Mixing big and little endian in bit operations.
What happens: Values computed incorrectly. Proofs verify wrong data.
Fix: Standardize endianness across all operations. Document clearly.
Circuits that allocate based on input size without limits.
What happens: Large inputs crash prover. Denial of service.
Fix: Fixed maximum input sizes. Validate before circuit execution.
Leaving console logs or debug constraints in deployed circuits.
What happens: Information leakage. Unnecessary constraint overhead.
Fix: Strip debug code for production builds. Code review.
Test private keys or constants left in production code.
What happens: Anyone can use test keys to forge proofs.
Fix: Separate test and production configurations. CI/CD checks.
Testing and Auditing Mistakes
Errors in verification and quality assurance.

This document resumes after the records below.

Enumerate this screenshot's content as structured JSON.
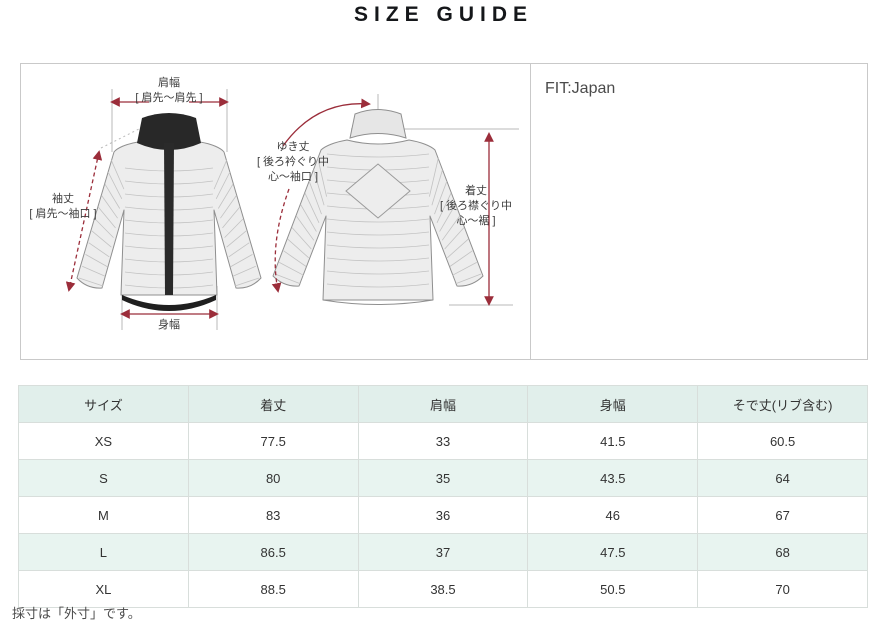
{
  "page": {
    "title": "SIZE GUIDE",
    "note": "採寸は「外寸」です。"
  },
  "diagram": {
    "fit_label": "FIT:Japan",
    "labels": {
      "shoulder_width": {
        "line1": "肩幅",
        "line2": "[ 肩先〜肩先 ]"
      },
      "sleeve_length": {
        "line1": "袖丈",
        "line2": "[ 肩先〜袖口 ]"
      },
      "yuki_length": {
        "line1": "ゆき丈",
        "line2": "[ 後ろ衿ぐり中",
        "line3": "心〜袖口 ]"
      },
      "body_length": {
        "line1": "着丈",
        "line2": "[ 後ろ襟ぐり中",
        "line3": "心〜裾 ]"
      },
      "body_width": {
        "line1": "身幅"
      }
    }
  },
  "table": {
    "headers": [
      "サイズ",
      "着丈",
      "肩幅",
      "身幅",
      "そで丈(リブ含む)"
    ],
    "rows": [
      [
        "XS",
        "77.5",
        "33",
        "41.5",
        "60.5"
      ],
      [
        "S",
        "80",
        "35",
        "43.5",
        "64"
      ],
      [
        "M",
        "83",
        "36",
        "46",
        "67"
      ],
      [
        "L",
        "86.5",
        "37",
        "47.5",
        "68"
      ],
      [
        "XL",
        "88.5",
        "38.5",
        "50.5",
        "70"
      ]
    ]
  },
  "colors": {
    "accent_red": "#9b2d3a",
    "table_header_bg": "#e1efeb",
    "table_alt_row_bg": "#e8f4f0",
    "box_border": "#c9c9c9"
  }
}
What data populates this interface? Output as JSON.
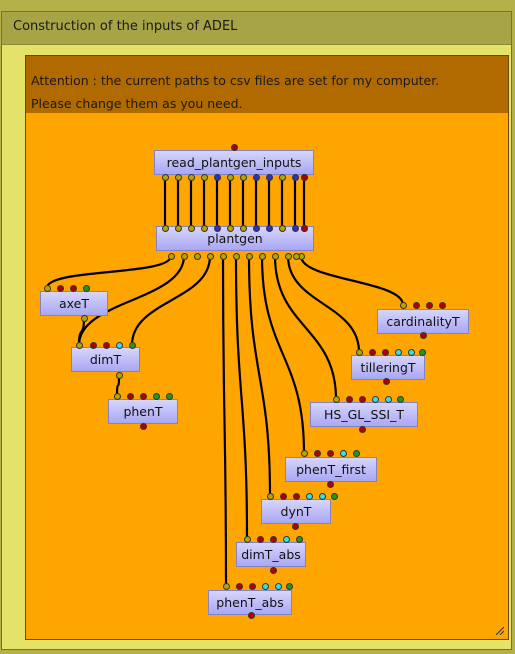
{
  "group": {
    "title": "Construction of the inputs of ADEL"
  },
  "annotation": {
    "lines": [
      "Attention : the current paths to csv files are set for my computer.",
      "Please change them as you need."
    ]
  },
  "colors": {
    "port_yellow": "#b8a400",
    "port_red": "#b40000",
    "port_blue": "#2e2ec8",
    "port_cyan": "#32e1ea",
    "port_green": "#1f9a1f",
    "wire": "#000000"
  },
  "nodes": [
    {
      "id": "read",
      "label": "read_plantgen_inputs",
      "inputs": [
        "red"
      ],
      "outputs": [
        "yellow",
        "yellow",
        "yellow",
        "yellow",
        "blue",
        "yellow",
        "yellow",
        "blue",
        "blue",
        "yellow",
        "blue",
        "blue",
        "red"
      ]
    },
    {
      "id": "plantgen",
      "label": "plantgen",
      "inputs": [
        "yellow",
        "yellow",
        "yellow",
        "yellow",
        "blue",
        "yellow",
        "yellow",
        "blue",
        "blue",
        "yellow",
        "blue",
        "blue",
        "red"
      ],
      "outputs": [
        "yellow",
        "yellow",
        "yellow",
        "yellow",
        "yellow",
        "yellow",
        "yellow",
        "yellow",
        "yellow",
        "yellow",
        "yellow",
        "yellow"
      ]
    },
    {
      "id": "axeT",
      "label": "axeT",
      "inputs": [
        "yellow",
        "red",
        "red",
        "green"
      ],
      "outputs": [
        "yellow"
      ]
    },
    {
      "id": "dimT",
      "label": "dimT",
      "inputs": [
        "yellow",
        "red",
        "red",
        "cyan",
        "green"
      ],
      "outputs": [
        "yellow"
      ]
    },
    {
      "id": "phenT",
      "label": "phenT",
      "inputs": [
        "yellow",
        "red",
        "red",
        "green",
        "green"
      ],
      "outputs": [
        "red"
      ]
    },
    {
      "id": "cardinalityT",
      "label": "cardinalityT",
      "inputs": [
        "yellow",
        "red",
        "red",
        "red"
      ],
      "outputs": [
        "red"
      ]
    },
    {
      "id": "tilleringT",
      "label": "tilleringT",
      "inputs": [
        "yellow",
        "red",
        "red",
        "cyan",
        "cyan",
        "green"
      ],
      "outputs": [
        "red"
      ]
    },
    {
      "id": "HS_GL_SSI_T",
      "label": "HS_GL_SSI_T",
      "inputs": [
        "yellow",
        "red",
        "red",
        "cyan",
        "cyan",
        "green"
      ],
      "outputs": [
        "red"
      ]
    },
    {
      "id": "phenT_first",
      "label": "phenT_first",
      "inputs": [
        "yellow",
        "red",
        "red",
        "cyan",
        "green"
      ],
      "outputs": [
        "red"
      ]
    },
    {
      "id": "dynT",
      "label": "dynT",
      "inputs": [
        "yellow",
        "red",
        "red",
        "cyan",
        "cyan",
        "green"
      ],
      "outputs": [
        "red"
      ]
    },
    {
      "id": "dimT_abs",
      "label": "dimT_abs",
      "inputs": [
        "yellow",
        "red",
        "red",
        "cyan",
        "green"
      ],
      "outputs": [
        "red"
      ]
    },
    {
      "id": "phenT_abs",
      "label": "phenT_abs",
      "inputs": [
        "yellow",
        "red",
        "red",
        "cyan",
        "cyan",
        "green"
      ],
      "outputs": [
        "red"
      ]
    }
  ]
}
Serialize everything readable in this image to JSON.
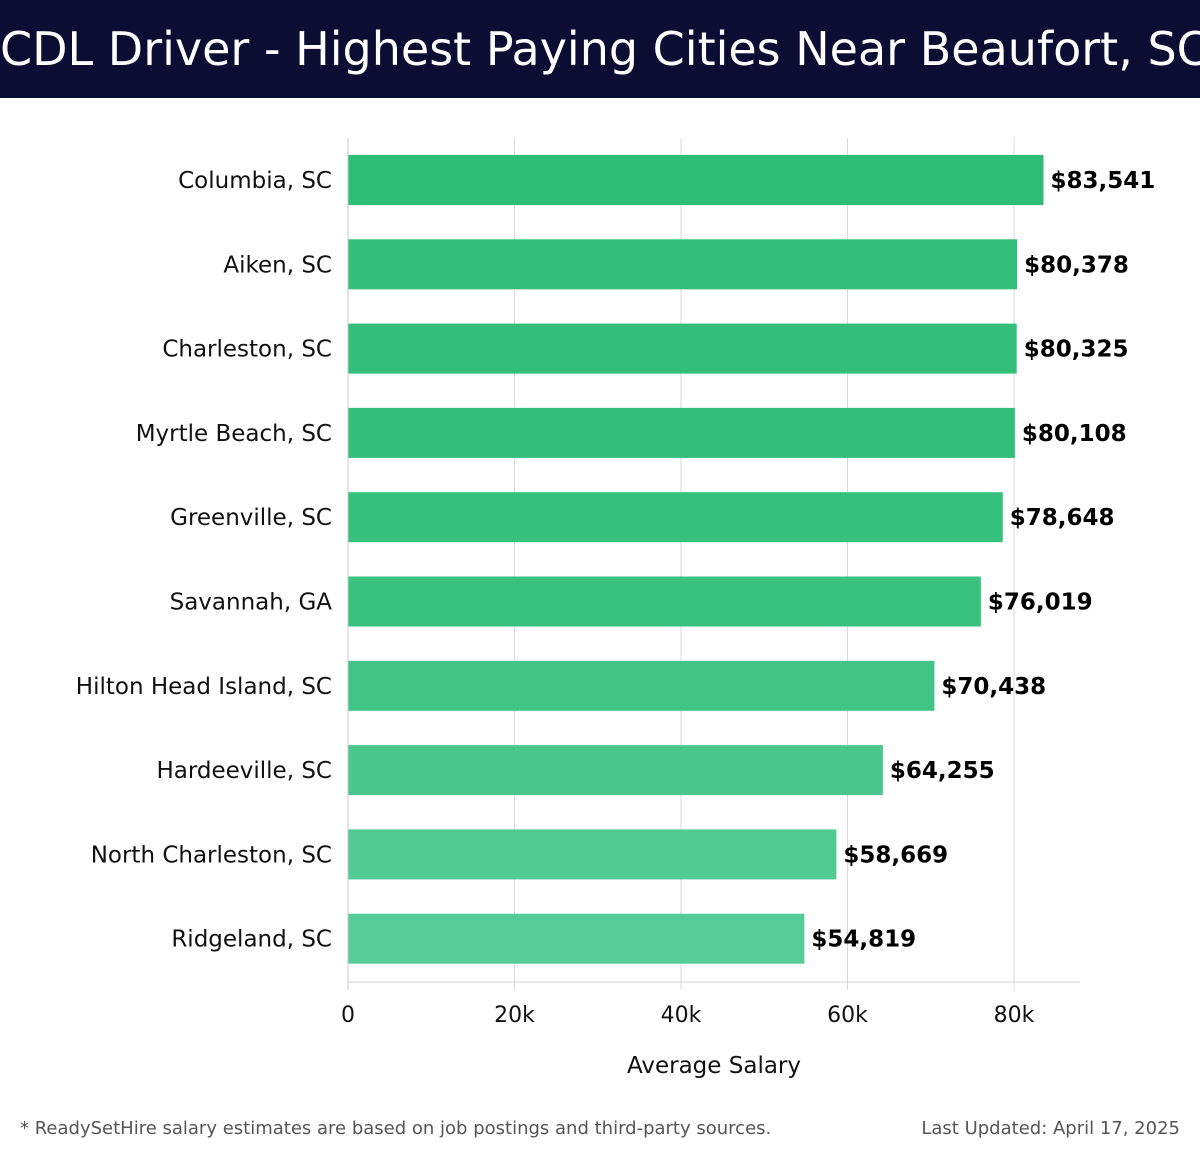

Testing only valid proofs without testing rejection of invalid ones.
What happens: Invalid proofs might be accepted. Soundness broken.
Fix: Test malicious inputs. Fuzz testing. Adversarial tests.
Relying solely on manual review for critical circuits.
What happens: Subtle constraint bugs missed by human reviewers.
Fix: Use formal verification tools like ecne, Circomspect.
Not testing boundary values and special cases.
What happens: Edge case inputs break circuit logic.
Fix: Test min/max values. Zero values. Field boundary values.
Assuming circuit behaves identically across Groth16, PLONK, etc.
What happens: Bugs appear only in specific proof system deployment.
Fix: Test with target proof system. Understand system differences.
Dismissing Circom or other compiler warnings as noise.
What happens: Warnings often indicate real constraint issues.
Fix: Zero-warning policy. Investigate all warnings.